Poll (Köln-Poll /de/; Poll /ksh/) is a quarter of the city of Cologne, in North Rhine-Westphalia, Germany. It is part of the borough of Porz.

== Location ==
Polls natural border to the west is the Rhine. To the south it is the Bundesautobahn 4 and the Cologne Rodenkirchen Bridge, to the east is Bundesautobahn 559, and to the north is the railroad embankment leading to the Südbrücke, which is crossing the Rhine.

== History ==
Poll was already inhabited during the New Stone Age; etymologically the name originates in a meaning like Swamp. The first documented mention of Poll was on 1 April 1003, by monks from nearby Deutz Abbey, which was part of the Electorate of Cologne. The village Poll was suburbanized in 1889, and became a quarter of Cologne.

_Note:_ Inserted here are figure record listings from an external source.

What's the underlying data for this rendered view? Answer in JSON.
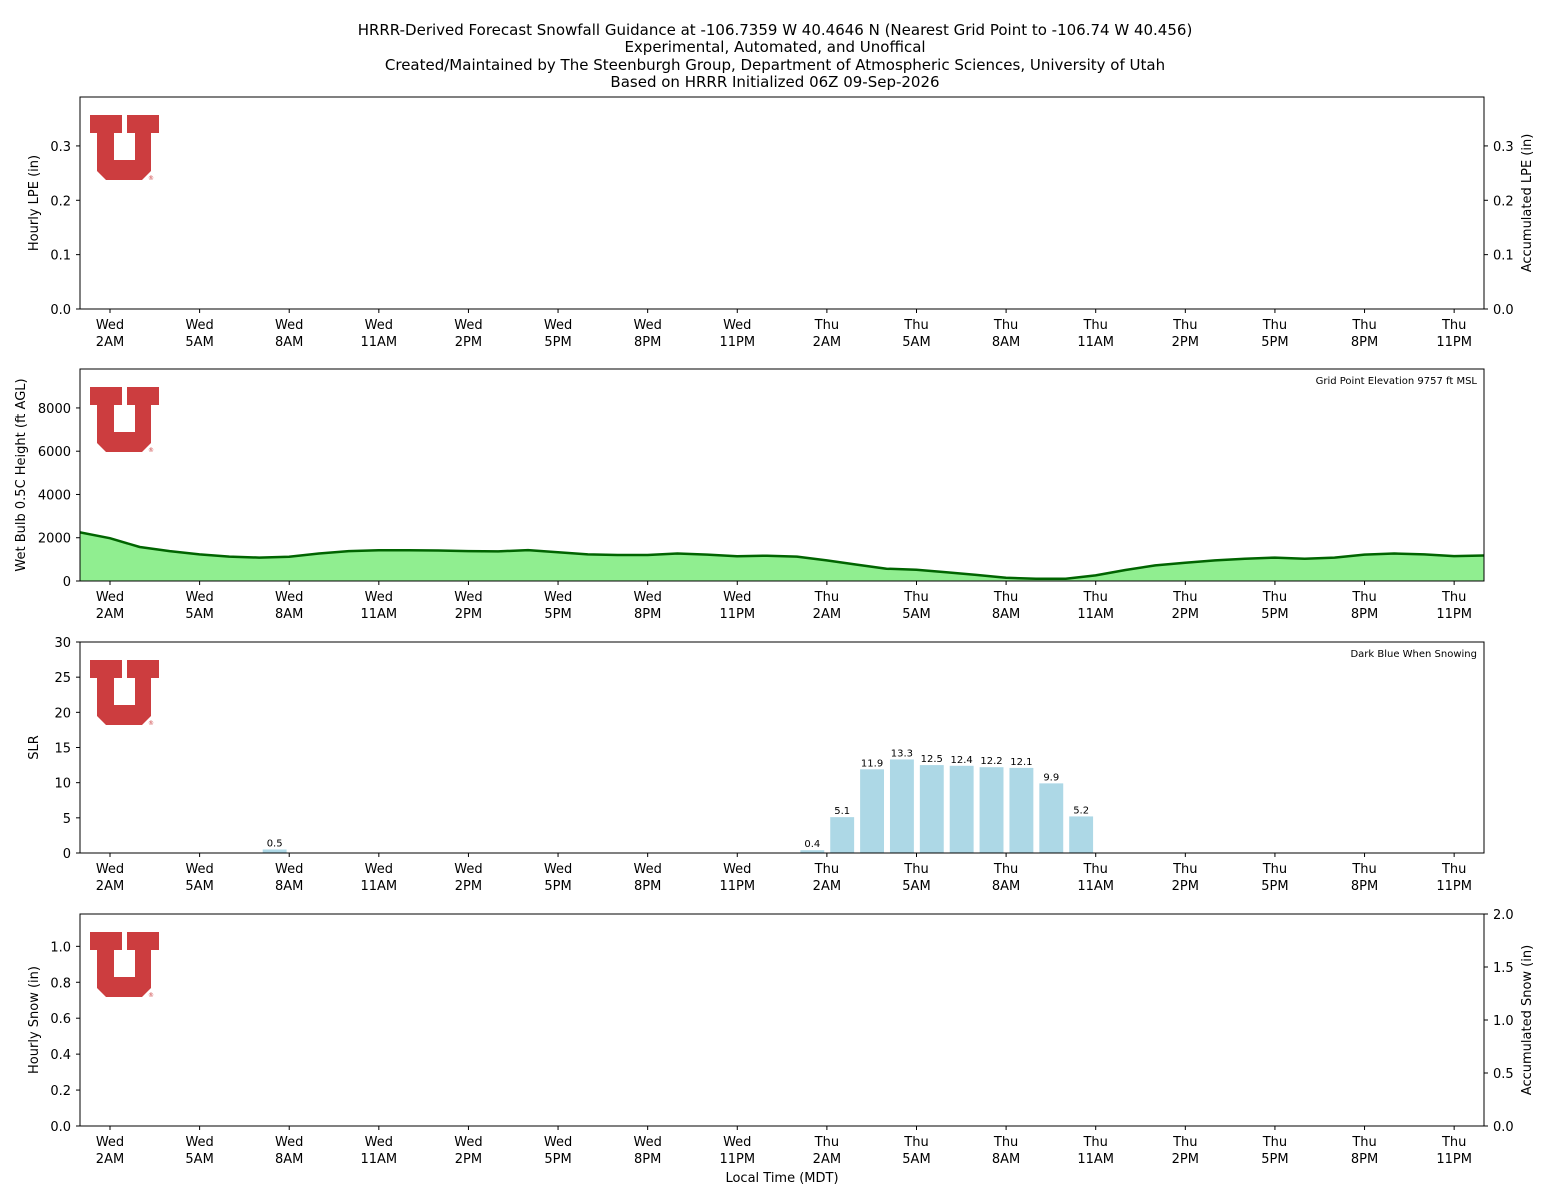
{
  "header": {
    "title_lines": [
      "HRRR-Derived Forecast Snowfall Guidance at -106.7359 W 40.4646 N (Nearest Grid Point to -106.74 W 40.456)",
      "Experimental, Automated, and Unoffical",
      "Created/Maintained by The Steenburgh Group, Department of Atmospheric Sciences, University of Utah",
      "Based on HRRR Initialized 06Z 09-Sep-2026"
    ]
  },
  "logo": {
    "letter": "U",
    "mark": "®",
    "color": "#cc3d3f"
  },
  "time_axis": {
    "label": "Local Time (MDT)",
    "ticks": [
      [
        "Wed",
        "2AM"
      ],
      [
        "Wed",
        "5AM"
      ],
      [
        "Wed",
        "8AM"
      ],
      [
        "Wed",
        "11AM"
      ],
      [
        "Wed",
        "2PM"
      ],
      [
        "Wed",
        "5PM"
      ],
      [
        "Wed",
        "8PM"
      ],
      [
        "Wed",
        "11PM"
      ],
      [
        "Thu",
        "2AM"
      ],
      [
        "Thu",
        "5AM"
      ],
      [
        "Thu",
        "8AM"
      ],
      [
        "Thu",
        "11AM"
      ],
      [
        "Thu",
        "2PM"
      ],
      [
        "Thu",
        "5PM"
      ],
      [
        "Thu",
        "8PM"
      ],
      [
        "Thu",
        "11PM"
      ]
    ]
  },
  "chart_data": [
    {
      "type": "bar",
      "ylabel": "Hourly LPE (in)",
      "y2label": "Accumulated LPE (in)",
      "ylim": [
        0,
        0.39
      ],
      "y2lim": [
        0,
        0.39
      ],
      "yticks": [
        "0.0",
        "0.1",
        "0.2",
        "0.3"
      ],
      "y2ticks": [
        "0.0",
        "0.1",
        "0.2",
        "0.3"
      ],
      "values": []
    },
    {
      "type": "area",
      "ylabel": "Wet Bulb 0.5C Height (ft AGL)",
      "annotation": "Grid Point Elevation 9757 ft MSL",
      "ylim": [
        0,
        9800
      ],
      "yticks": [
        "0",
        "2000",
        "4000",
        "6000",
        "8000"
      ],
      "fill_color": "#90ee90",
      "line_color": "#006400",
      "x_hours_from_wed_1am": [
        0,
        1,
        2,
        3,
        4,
        5,
        6,
        7,
        8,
        9,
        10,
        11,
        12,
        13,
        14,
        15,
        16,
        17,
        18,
        19,
        20,
        21,
        22,
        23,
        24,
        25,
        26,
        27,
        28,
        29,
        30,
        31,
        32,
        33,
        34,
        35,
        36,
        37,
        38,
        39,
        40,
        41,
        42,
        43,
        44,
        45,
        46,
        47
      ],
      "values": [
        2250,
        1980,
        1570,
        1380,
        1230,
        1130,
        1080,
        1120,
        1270,
        1380,
        1420,
        1420,
        1410,
        1380,
        1370,
        1430,
        1330,
        1230,
        1200,
        1200,
        1270,
        1220,
        1140,
        1170,
        1130,
        950,
        760,
        570,
        520,
        400,
        280,
        150,
        100,
        100,
        260,
        510,
        720,
        840,
        950,
        1030,
        1080,
        1030,
        1080,
        1220,
        1270,
        1230,
        1150,
        1180
      ]
    },
    {
      "type": "bar",
      "ylabel": "SLR",
      "annotation": "Dark Blue When Snowing",
      "ylim": [
        0,
        30
      ],
      "yticks": [
        "0",
        "5",
        "10",
        "15",
        "20",
        "25",
        "30"
      ],
      "bar_color": "#add8e6",
      "snowing_color": "#00008b",
      "bars": [
        {
          "hour": 6,
          "value": 0.5,
          "label": "0.5"
        },
        {
          "hour": 24,
          "value": 0.4,
          "label": "0.4"
        },
        {
          "hour": 25,
          "value": 5.1,
          "label": "5.1"
        },
        {
          "hour": 26,
          "value": 11.9,
          "label": "11.9"
        },
        {
          "hour": 27,
          "value": 13.3,
          "label": "13.3"
        },
        {
          "hour": 28,
          "value": 12.5,
          "label": "12.5"
        },
        {
          "hour": 29,
          "value": 12.4,
          "label": "12.4"
        },
        {
          "hour": 30,
          "value": 12.2,
          "label": "12.2"
        },
        {
          "hour": 31,
          "value": 12.1,
          "label": "12.1"
        },
        {
          "hour": 32,
          "value": 9.9,
          "label": "9.9"
        },
        {
          "hour": 33,
          "value": 5.2,
          "label": "5.2"
        }
      ]
    },
    {
      "type": "bar",
      "ylabel": "Hourly Snow (in)",
      "y2label": "Accumulated Snow (in)",
      "ylim": [
        0,
        1.18
      ],
      "y2lim": [
        0,
        2.0
      ],
      "yticks": [
        "0.0",
        "0.2",
        "0.4",
        "0.6",
        "0.8",
        "1.0"
      ],
      "y2ticks": [
        "0.0",
        "0.5",
        "1.0",
        "1.5",
        "2.0"
      ],
      "values": []
    }
  ]
}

Since 1975. it is part of the borough of Porz.

== Transportation ==
Poll is served by the Bundesautobahn 4, Bundesautobahn 559 and three light rail stations of the Cologne Stadtbahn line 7. The Cologne Rodenkirchen Bridge connects Poll with Rodenkirchen. It was destroyed by an airstrike on 14 January 1945, but was rebuilt from 1952 to 1954. The Südbrücke was also destroyed in January 1945 and is in service again since 1950. This railway bridge is used mainly for goods traffic.